Dos espécimes estudados, quatro eram do sexo feminino e oito, do masculino. A idade média foi de 48,4 anos (variando entre 28 e 75 anos); oito ombros eram do lado esquerdo e 12, do direito.

A técnica de dissecção padronizada em todos os ca-sos constou de incisão anterior no ombro, desde o terço médio da clavícula até o terço médio do braço. A pele e o tecido subcutâneo foram afastados lateralmente. A seguir, o músculo deltóide foi seccionado na sua origem e inserção, sendo afastado lateralmente. O músculo peitoral maior foi desinserido do úmero e afastado medialmente.

Após localização e cuidadosa dissecção macroscópica do ligamento coracoacromial, realizaram-se as seguin-tes avaliações: 1) medida entre o topo do processo coracóide até o acrômio anterior; 2) largura do ligamento na origem; 3) largura do ligamento na inserção; 4) comprimento do ligamento. A seguir, foi estudado o ligamento coracoumeral, sendo avaliado: 1) distância do processo coracóide até a origem deste ligamento; 2) largura da sua origem; 3) largura da inserção; 4) comprimento do ligamento; 5) localização da sua inserção.

Após essa avaliação, os ligamentos foram ressecados e submetidos ao estudo histológico. Eles foram fixados em formalina a 10% e amostrados com corte longitudinal medial na porção central. Cada ligamento foi corado com hematoxilina-eosina e técnica tricrômica (Masson). As lâminas foram observadas em microscopia óptica, com iluminação halógena e aumentos de 10x e l00x.

RESULTADOS

Após a dissecção de vinte ligamentos coracoacromiais, notou-se que eles se estendem do topo do processo coracóide até o acrômio anterior, como se observa nas figuras 2a e 2b. Sua forma é trapezoidal. Obteve-se como resultado (tabela 1): 1) que a distância do topo do processo coracóide até o acrômio anterior foi, em média, de 42,55mm (variando entre 35 e 55mm); 2) a largura na origem, no processo coracóide, foi, em média, de 24,70mm (variando entre 19 e 32mm); 3) a largura na inserção do ligamento, no acrômio anterior, foi, em média, de 14,55mm (variando entre 10 e 20mm); 4) o comprimento total desse ligamento foi, em média, de 36,25mm (variando entre 27 e 45mm).

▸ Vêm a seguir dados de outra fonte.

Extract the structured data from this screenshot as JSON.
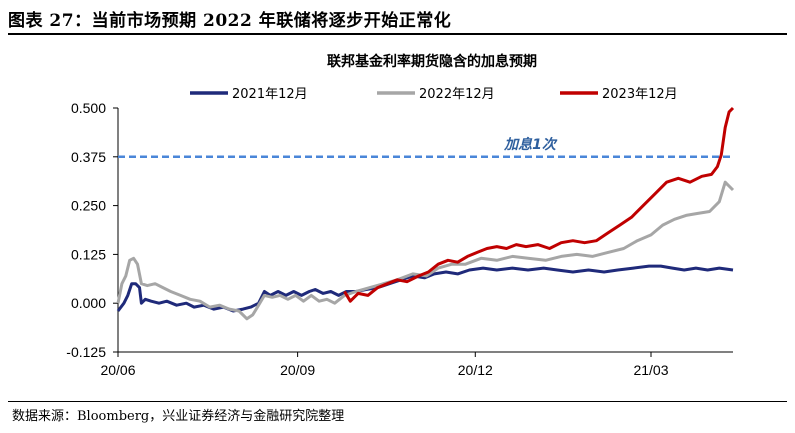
{
  "figure": {
    "title": "图表 27：当前市场预期 2022 年联储将逐步开始正常化",
    "source": "数据来源：Bloomberg，兴业证券经济与金融研究院整理"
  },
  "chart_data": {
    "type": "line",
    "title": "联邦基金利率期货隐含的加息预期",
    "xlabel": "",
    "ylabel": "",
    "ylim": [
      -0.125,
      0.5
    ],
    "yticks": [
      "0.500",
      "0.375",
      "0.250",
      "0.125",
      "0.000",
      "-0.125"
    ],
    "ytick_values": [
      0.5,
      0.375,
      0.25,
      0.125,
      0.0,
      -0.125
    ],
    "xticks": [
      "20/06",
      "20/09",
      "20/12",
      "21/03"
    ],
    "xtick_values": [
      "2020-06-01",
      "2020-09-01",
      "2020-12-01",
      "2021-03-01"
    ],
    "legend_position": "top",
    "grid": false,
    "reference_line": {
      "value": 0.375,
      "label": "加息1次",
      "color": "#4a86d8",
      "style": "dashed"
    },
    "series": [
      {
        "name": "2021年12月",
        "color": "#1f2a7a",
        "points": [
          [
            "2020-06-01",
            -0.02
          ],
          [
            "2020-06-04",
            0.0
          ],
          [
            "2020-06-06",
            0.02
          ],
          [
            "2020-06-08",
            0.05
          ],
          [
            "2020-06-10",
            0.05
          ],
          [
            "2020-06-12",
            0.04
          ],
          [
            "2020-06-13",
            0.0
          ],
          [
            "2020-06-15",
            0.01
          ],
          [
            "2020-06-18",
            0.005
          ],
          [
            "2020-06-22",
            0.0
          ],
          [
            "2020-06-26",
            0.005
          ],
          [
            "2020-07-01",
            -0.005
          ],
          [
            "2020-07-06",
            0.0
          ],
          [
            "2020-07-10",
            -0.01
          ],
          [
            "2020-07-15",
            -0.005
          ],
          [
            "2020-07-20",
            -0.015
          ],
          [
            "2020-07-25",
            -0.01
          ],
          [
            "2020-07-30",
            -0.02
          ],
          [
            "2020-08-04",
            -0.015
          ],
          [
            "2020-08-08",
            -0.01
          ],
          [
            "2020-08-12",
            0.0
          ],
          [
            "2020-08-15",
            0.03
          ],
          [
            "2020-08-18",
            0.02
          ],
          [
            "2020-08-22",
            0.03
          ],
          [
            "2020-08-26",
            0.02
          ],
          [
            "2020-08-30",
            0.03
          ],
          [
            "2020-09-03",
            0.02
          ],
          [
            "2020-09-07",
            0.03
          ],
          [
            "2020-09-10",
            0.035
          ],
          [
            "2020-09-14",
            0.025
          ],
          [
            "2020-09-18",
            0.03
          ],
          [
            "2020-09-22",
            0.02
          ],
          [
            "2020-09-26",
            0.03
          ],
          [
            "2020-10-01",
            0.03
          ],
          [
            "2020-10-06",
            0.035
          ],
          [
            "2020-10-12",
            0.04
          ],
          [
            "2020-10-18",
            0.05
          ],
          [
            "2020-10-24",
            0.06
          ],
          [
            "2020-10-30",
            0.07
          ],
          [
            "2020-11-05",
            0.065
          ],
          [
            "2020-11-10",
            0.075
          ],
          [
            "2020-11-16",
            0.08
          ],
          [
            "2020-11-22",
            0.075
          ],
          [
            "2020-11-28",
            0.085
          ],
          [
            "2020-12-05",
            0.09
          ],
          [
            "2020-12-12",
            0.085
          ],
          [
            "2020-12-20",
            0.09
          ],
          [
            "2020-12-28",
            0.085
          ],
          [
            "2021-01-05",
            0.09
          ],
          [
            "2021-01-12",
            0.085
          ],
          [
            "2021-01-20",
            0.08
          ],
          [
            "2021-01-28",
            0.085
          ],
          [
            "2021-02-05",
            0.08
          ],
          [
            "2021-02-12",
            0.085
          ],
          [
            "2021-02-20",
            0.09
          ],
          [
            "2021-02-28",
            0.095
          ],
          [
            "2021-03-06",
            0.095
          ],
          [
            "2021-03-12",
            0.09
          ],
          [
            "2021-03-18",
            0.085
          ],
          [
            "2021-03-24",
            0.09
          ],
          [
            "2021-03-30",
            0.085
          ],
          [
            "2021-04-05",
            0.09
          ],
          [
            "2021-04-12",
            0.085
          ]
        ]
      },
      {
        "name": "2022年12月",
        "color": "#a6a6a6",
        "points": [
          [
            "2020-06-01",
            0.0
          ],
          [
            "2020-06-03",
            0.05
          ],
          [
            "2020-06-05",
            0.07
          ],
          [
            "2020-06-07",
            0.11
          ],
          [
            "2020-06-09",
            0.115
          ],
          [
            "2020-06-11",
            0.1
          ],
          [
            "2020-06-13",
            0.05
          ],
          [
            "2020-06-16",
            0.045
          ],
          [
            "2020-06-20",
            0.05
          ],
          [
            "2020-06-24",
            0.04
          ],
          [
            "2020-06-28",
            0.03
          ],
          [
            "2020-07-03",
            0.02
          ],
          [
            "2020-07-08",
            0.01
          ],
          [
            "2020-07-13",
            0.005
          ],
          [
            "2020-07-18",
            -0.01
          ],
          [
            "2020-07-23",
            -0.005
          ],
          [
            "2020-07-28",
            -0.015
          ],
          [
            "2020-08-02",
            -0.02
          ],
          [
            "2020-08-06",
            -0.04
          ],
          [
            "2020-08-09",
            -0.03
          ],
          [
            "2020-08-12",
            -0.005
          ],
          [
            "2020-08-15",
            0.02
          ],
          [
            "2020-08-19",
            0.015
          ],
          [
            "2020-08-23",
            0.02
          ],
          [
            "2020-08-27",
            0.01
          ],
          [
            "2020-08-31",
            0.02
          ],
          [
            "2020-09-04",
            0.005
          ],
          [
            "2020-09-08",
            0.02
          ],
          [
            "2020-09-12",
            0.005
          ],
          [
            "2020-09-16",
            0.01
          ],
          [
            "2020-09-20",
            0.0
          ],
          [
            "2020-09-25",
            0.02
          ],
          [
            "2020-10-01",
            0.03
          ],
          [
            "2020-10-08",
            0.04
          ],
          [
            "2020-10-15",
            0.05
          ],
          [
            "2020-10-22",
            0.06
          ],
          [
            "2020-10-30",
            0.075
          ],
          [
            "2020-11-06",
            0.07
          ],
          [
            "2020-11-12",
            0.09
          ],
          [
            "2020-11-19",
            0.1
          ],
          [
            "2020-11-26",
            0.1
          ],
          [
            "2020-12-04",
            0.115
          ],
          [
            "2020-12-12",
            0.11
          ],
          [
            "2020-12-20",
            0.12
          ],
          [
            "2020-12-28",
            0.115
          ],
          [
            "2021-01-06",
            0.11
          ],
          [
            "2021-01-14",
            0.12
          ],
          [
            "2021-01-22",
            0.125
          ],
          [
            "2021-01-30",
            0.12
          ],
          [
            "2021-02-07",
            0.13
          ],
          [
            "2021-02-15",
            0.14
          ],
          [
            "2021-02-22",
            0.16
          ],
          [
            "2021-03-01",
            0.175
          ],
          [
            "2021-03-07",
            0.2
          ],
          [
            "2021-03-13",
            0.215
          ],
          [
            "2021-03-19",
            0.225
          ],
          [
            "2021-03-25",
            0.23
          ],
          [
            "2021-03-31",
            0.235
          ],
          [
            "2021-04-05",
            0.26
          ],
          [
            "2021-04-08",
            0.31
          ],
          [
            "2021-04-12",
            0.29
          ]
        ]
      },
      {
        "name": "2023年12月",
        "color": "#c00000",
        "points": [
          [
            "2020-09-25",
            0.03
          ],
          [
            "2020-09-28",
            0.005
          ],
          [
            "2020-10-02",
            0.025
          ],
          [
            "2020-10-07",
            0.02
          ],
          [
            "2020-10-12",
            0.04
          ],
          [
            "2020-10-17",
            0.05
          ],
          [
            "2020-10-22",
            0.06
          ],
          [
            "2020-10-27",
            0.055
          ],
          [
            "2020-11-02",
            0.07
          ],
          [
            "2020-11-07",
            0.08
          ],
          [
            "2020-11-12",
            0.1
          ],
          [
            "2020-11-17",
            0.11
          ],
          [
            "2020-11-22",
            0.105
          ],
          [
            "2020-11-27",
            0.12
          ],
          [
            "2020-12-02",
            0.13
          ],
          [
            "2020-12-07",
            0.14
          ],
          [
            "2020-12-12",
            0.145
          ],
          [
            "2020-12-17",
            0.14
          ],
          [
            "2020-12-22",
            0.15
          ],
          [
            "2020-12-27",
            0.145
          ],
          [
            "2021-01-02",
            0.15
          ],
          [
            "2021-01-08",
            0.14
          ],
          [
            "2021-01-14",
            0.155
          ],
          [
            "2021-01-20",
            0.16
          ],
          [
            "2021-01-26",
            0.155
          ],
          [
            "2021-02-01",
            0.16
          ],
          [
            "2021-02-07",
            0.18
          ],
          [
            "2021-02-13",
            0.2
          ],
          [
            "2021-02-19",
            0.22
          ],
          [
            "2021-02-25",
            0.25
          ],
          [
            "2021-03-03",
            0.28
          ],
          [
            "2021-03-09",
            0.31
          ],
          [
            "2021-03-15",
            0.32
          ],
          [
            "2021-03-21",
            0.31
          ],
          [
            "2021-03-27",
            0.325
          ],
          [
            "2021-04-01",
            0.33
          ],
          [
            "2021-04-04",
            0.35
          ],
          [
            "2021-04-06",
            0.38
          ],
          [
            "2021-04-08",
            0.45
          ],
          [
            "2021-04-10",
            0.49
          ],
          [
            "2021-04-12",
            0.5
          ]
        ]
      }
    ]
  }
}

Na dissecção de vinte ligamentos coracoumerais, observou-se que eles se originam na base lateral do processo coracóide, inserindo-se no intervalo dos rotadores. Sua forma é trapezoidal (figuras 3a e 3b). Obteve-se como resultado (tabela 2): 1) a distância do topo do processo coracóide até a origem do ligamento foi, em média, de 10,10mm (variando entre 5 e 10mm); 2) a largura na origem deste ligamento foi, em média, de 15,60mm (variando entre 10 e 20mm); 3) que o comprimento total deste ligamento foi, em média, de 19,60mm (variando entre 13 e 30mm); 4) a inserção ocorre no intervalo entre os músculos supra-espinhal e subescapular (intervalo dos rotadores) em 18 casos e mede, em média, 23,95mm (variando entre 16 e 35mm). Em dois casos, havia lesão maciça do manguito rotador, não sendo possível identificar adequadamente o local da inserção dos ligamentos coracoumerais.

Durante a dissecção do ligamento coracoumeral, no-tou-se que ele se encontra tenso em rotação externa; em rotação interna, encontra-se relaxado. Após sua ressecção, houve aumento da rotação externa, em média, de 18 graus, variando entre 15 e 20 graus.

O estudo histológico desses ligamentos demonstrou que o ligamento coracoacromial é composto em toda a sua estrutura por tecido conjuntivo denso ordenado, característico de tecido ligamentar. O ligamento coracoumeral apresenta na sua origem estrutura composta por tecido conjuntivo denso ordenado, característica de tecido ligamentar; na sua inserção, existe tecido conjuntivo desordenado, que não é característica de tecido ligamentar (figuras 4a e 4b). Num espécime, todo o ligamento coracoumeral era constituído de tecido conjuntivo desordenado.

DISCUSSÃO

Após os resultados obtidos pelas dissecções, o ligamento coracoacromial pode ser definido como uma estrutura larga, fina, forte, com forma trapezoidal e que une

o topo do processo coracóide ao acrômia anterior. Possui relações anatômicas com os músculos deltóide, supraespinhal, subescapular e a cabeça longa do bíceps, amplamente descrito(1,4,10,12,14,16).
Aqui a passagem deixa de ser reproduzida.